Mentor: Für den neuen Mitarbeiter kann dieser ein wichtiger Ansprechpartner v.a. zum Start sein.

Das soziale Umfeld

Auch die Kollegen sollten auf das neue Teammitglied vorbereitet werden. Welchen Bereich wird der Neue übernehmen? Wo gibt es vielleicht Überschneidungen und mit wem? Wer ist der richtige Ansprechpartner bei Unklarheiten? Eventuell sollte der verantwortliche Personalleiter vorab nochmals im Team nachhören, um einer Missstimmung dem Neuen gegenüber vorzubeugen. Gegebenenfalls kann ein sogenannter „Pate“ oder „Mentor“ im Onboarding-Prozess eine hilfreiche Stütze sein.

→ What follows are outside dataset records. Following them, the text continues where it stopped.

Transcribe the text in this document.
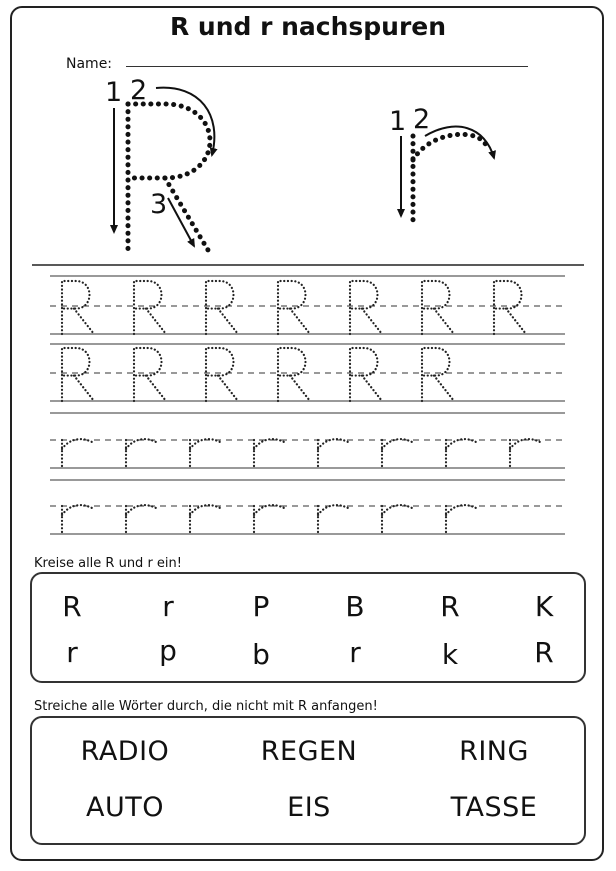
R und r nachspuren
Name:
1 2
3
1 2
Kreise alle R und r ein!
R	r	P	B	R	K
r	p	b	r	k	R
Streiche alle Wörter durch, die nicht mit R anfangen!
RADIO	REGEN	RING
AUTO	EIS	TASSE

Im besten Falle werden so erste „Bürofreundschaften“ geknüpft, die im Bindungsprozess einen nicht unerheblichen Einfluss nehmen.

Der Arbeitsplatz

Niemand kommt gerne an einem leeren Tisch an und muss sich die ersten Tage nur um die Einrichtung seines Arbeitsplatzes kümmern. In der Regel sorgen das Sekretariat, das Office Management oder der IT-Bereich dafür, dass der neue Kollege am D-Day auf einen voll funktionstüchtigen Arbeitsplatz zugreifen kann. Zugriffsrechte, Passwörter, Lizenzen und Telefonanschluss müssen eingerichtet, Schlüssel angefertigt, Bildschirm, Maus, Tastatur und Schreibwerkzeug ausgelegt werden. Tipp: Um neue Kollegen zu Beginn nicht schon mit zu vielen neuen Informationen zu überfordern, bietet es sich an, allgemeine Dinge in einer Mappe schriftlich festzuhalten. Darin können Informationen wie Unternehmenskultur, Arbeitszeiten- und Urlaubsregelung, wichtige Kontakte, Mitarbeiter und Kollegen (je nach Unternehmensgröße) etc. enthalten sein.

Der erste Arbeitstag

Am ersten Arbeitstag ist die Zeit mit dem Vorgesetzten genauso gefragt, wie die mit Kollegen und Mitarbeitern. Der vorab mitgeteilte Einarbeitungsplan (s.o.) kann dies strukturieren. Der neue Kollege sollte zudem möglichst früh zu anstehenden Terminen eingeladen werden, um nach und nach alle wichtigen Schnittstellen kennenzulernen.

Die persönliche Vorstellung bei Kollegen senkt Hemmschwellen und fördert die schnelle Einbindung ins Unternehmen.

Vom Onboarding in den normalen Prozess der Personalentwicklung

Generell ist eine hohe Kommunikationsbereitschaft der Führungsperson und des Teams mit regelmäßigem Feedback an den neuen Kollegen in den ersten Wochen von großer Bedeutung. Welche Teile der Einarbeitung wurden erfolgreich vollzogen? Welche Inhalte stehen noch aus und welche Ziele können jetzt schon definiert und erarbeitet werden? Missverständnisse und Unklarheiten können so schneller aus dem Weg geräumt werden. Viele Führungskräfte nutzen den unverstellten Blick von außen, um z.B. interne Prozesse und Abläufe stetig zu optimieren. Eventuell helfen Frage- und oder Evaluierungsbögen, um die Prozesse des Onboardings zu verbessern. So geht der Mitarbeiter langsam in den Prozess der „normalen“ Personalentwicklung über, welcher sich dann üblicherweise nur noch in den jährlichen Mitarbeitergesprächen fortsetzt. Dem Onboarding sind keine Grenzen gesetzt und es bietet beiden Seiten eine bunte Palette an Möglichkeiten: vom Blumenstrauß am ersten Arbeitstag über Hilfe bei Wohnungssuche und Kinderbetreuung bis zur Unterstützung bei der Jobsuche des Ehepartners in der neuen Region und vielem mehr.